Ron didn't look happy with Helen at all. "What the hell is wrong with you?"

"Not now!" Hermione pointed to the Death Eaters with her wand. "There's so many of them! What do we do?"

Helen remained still for a long moment, hardly even breathing. Then she turned and flashed them a horrible smile that made Harry's stomach turned. It was insane expression that belonged on someone like Bellatrix Lestrange, not on anybody who was on their side. "Find another way into Hogwarts and evacuate it. I'll distract them."

Somehow, Harry had a feeling she would do just that. He threw one last glance at his future daughter, still sitting calmly with her back against the tree, and somehow felt his resolve grow stronger. Maybe if things changed here, Samantha would never exist. But if there was even the slightest chance he could make things better for her, so that she actually got to grow up with a normal family and didn't take conversations about death in stride, then this was all worth it.

"Come on," he whispered to Ron and Hermione, and together the three friends began to edge around the shifting mass of Death Eaters. More seemed to be arriving with every passing moment. Harry had never imagined that Voldemort had so many followers, or that he would be brazen enough to risk this kind of attack.

He had to get the other students out. He had to at least change something.

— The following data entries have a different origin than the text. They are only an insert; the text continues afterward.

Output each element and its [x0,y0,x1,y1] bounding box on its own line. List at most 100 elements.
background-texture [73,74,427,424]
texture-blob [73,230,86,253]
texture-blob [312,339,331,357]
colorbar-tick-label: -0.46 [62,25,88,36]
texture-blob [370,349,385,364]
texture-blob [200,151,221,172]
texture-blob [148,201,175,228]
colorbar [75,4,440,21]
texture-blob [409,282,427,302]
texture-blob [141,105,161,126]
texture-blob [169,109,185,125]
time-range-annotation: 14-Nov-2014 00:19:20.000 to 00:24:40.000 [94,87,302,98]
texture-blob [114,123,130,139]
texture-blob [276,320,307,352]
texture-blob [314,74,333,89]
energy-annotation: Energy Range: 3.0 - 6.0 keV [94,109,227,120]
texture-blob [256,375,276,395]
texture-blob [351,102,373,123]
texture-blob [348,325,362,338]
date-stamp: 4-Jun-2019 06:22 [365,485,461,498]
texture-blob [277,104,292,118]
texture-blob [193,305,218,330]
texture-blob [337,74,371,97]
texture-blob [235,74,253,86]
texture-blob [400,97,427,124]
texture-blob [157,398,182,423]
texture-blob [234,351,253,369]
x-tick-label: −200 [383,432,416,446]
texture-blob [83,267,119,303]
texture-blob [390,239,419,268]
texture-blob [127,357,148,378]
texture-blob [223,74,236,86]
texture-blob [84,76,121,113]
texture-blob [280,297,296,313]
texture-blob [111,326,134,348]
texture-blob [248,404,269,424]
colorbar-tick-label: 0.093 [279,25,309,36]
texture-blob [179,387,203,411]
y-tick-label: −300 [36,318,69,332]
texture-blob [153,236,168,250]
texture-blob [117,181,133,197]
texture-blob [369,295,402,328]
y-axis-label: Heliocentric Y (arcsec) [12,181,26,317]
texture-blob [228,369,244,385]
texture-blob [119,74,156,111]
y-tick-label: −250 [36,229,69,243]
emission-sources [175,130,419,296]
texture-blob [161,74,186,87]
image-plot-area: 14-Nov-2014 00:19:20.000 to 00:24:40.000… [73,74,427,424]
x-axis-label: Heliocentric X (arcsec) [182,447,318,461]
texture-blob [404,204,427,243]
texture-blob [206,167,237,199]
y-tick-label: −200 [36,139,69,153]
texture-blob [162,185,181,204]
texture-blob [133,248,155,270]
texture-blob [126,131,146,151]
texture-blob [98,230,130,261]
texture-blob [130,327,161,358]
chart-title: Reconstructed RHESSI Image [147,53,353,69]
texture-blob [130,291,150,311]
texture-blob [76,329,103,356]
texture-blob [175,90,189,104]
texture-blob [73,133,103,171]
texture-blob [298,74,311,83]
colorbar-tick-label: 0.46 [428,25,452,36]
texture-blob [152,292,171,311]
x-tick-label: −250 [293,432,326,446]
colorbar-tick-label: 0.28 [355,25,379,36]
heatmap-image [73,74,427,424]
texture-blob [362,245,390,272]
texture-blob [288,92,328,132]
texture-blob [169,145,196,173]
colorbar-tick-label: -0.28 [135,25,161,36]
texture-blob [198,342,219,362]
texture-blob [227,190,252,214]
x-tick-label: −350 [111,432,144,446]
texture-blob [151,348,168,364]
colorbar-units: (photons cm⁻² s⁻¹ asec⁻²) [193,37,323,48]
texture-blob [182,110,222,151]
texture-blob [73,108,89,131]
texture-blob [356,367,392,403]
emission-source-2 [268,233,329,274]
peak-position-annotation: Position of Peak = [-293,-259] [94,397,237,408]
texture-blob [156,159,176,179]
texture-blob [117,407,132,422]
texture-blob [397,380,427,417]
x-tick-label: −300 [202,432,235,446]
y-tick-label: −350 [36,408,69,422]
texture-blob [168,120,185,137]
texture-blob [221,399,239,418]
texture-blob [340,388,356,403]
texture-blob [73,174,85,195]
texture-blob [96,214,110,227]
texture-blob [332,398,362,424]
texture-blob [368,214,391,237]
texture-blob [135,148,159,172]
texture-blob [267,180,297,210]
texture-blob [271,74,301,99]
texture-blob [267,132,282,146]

There was a pop of displaced air somewhere behind him, and then a blinding flash of light. Shouts went up from inside the crowd of Death Eaters as smaller, red flashes began to appear everywhere. As Harry picked up his pace, running for one of the castle's smaller entries, he heard a high scream and a gurgle. Helen was being true to her word, apparently.

As the three friends finally reached the shelter of an arched doorway, red stunners began to fly from some of Hogwarts' windows. Someone inside the castle had noticed the commotion outside. Harry could only hope they had thought to call for reinforcements from the Ministry -- although if Fudge was really under Imperius, he had no idea what good that would do. Maybe none of this would do any good at all.

A heartbeat before they unlocked the door, Hermione reached over and squeezed his arm, looking very pale but very determined. Ron had already taken up a kind of rearguard position with his wand at ready. Despite the situation, Harry suddenly felt stronger than he had in a long time.

Whatever happened, the three of them would face it together.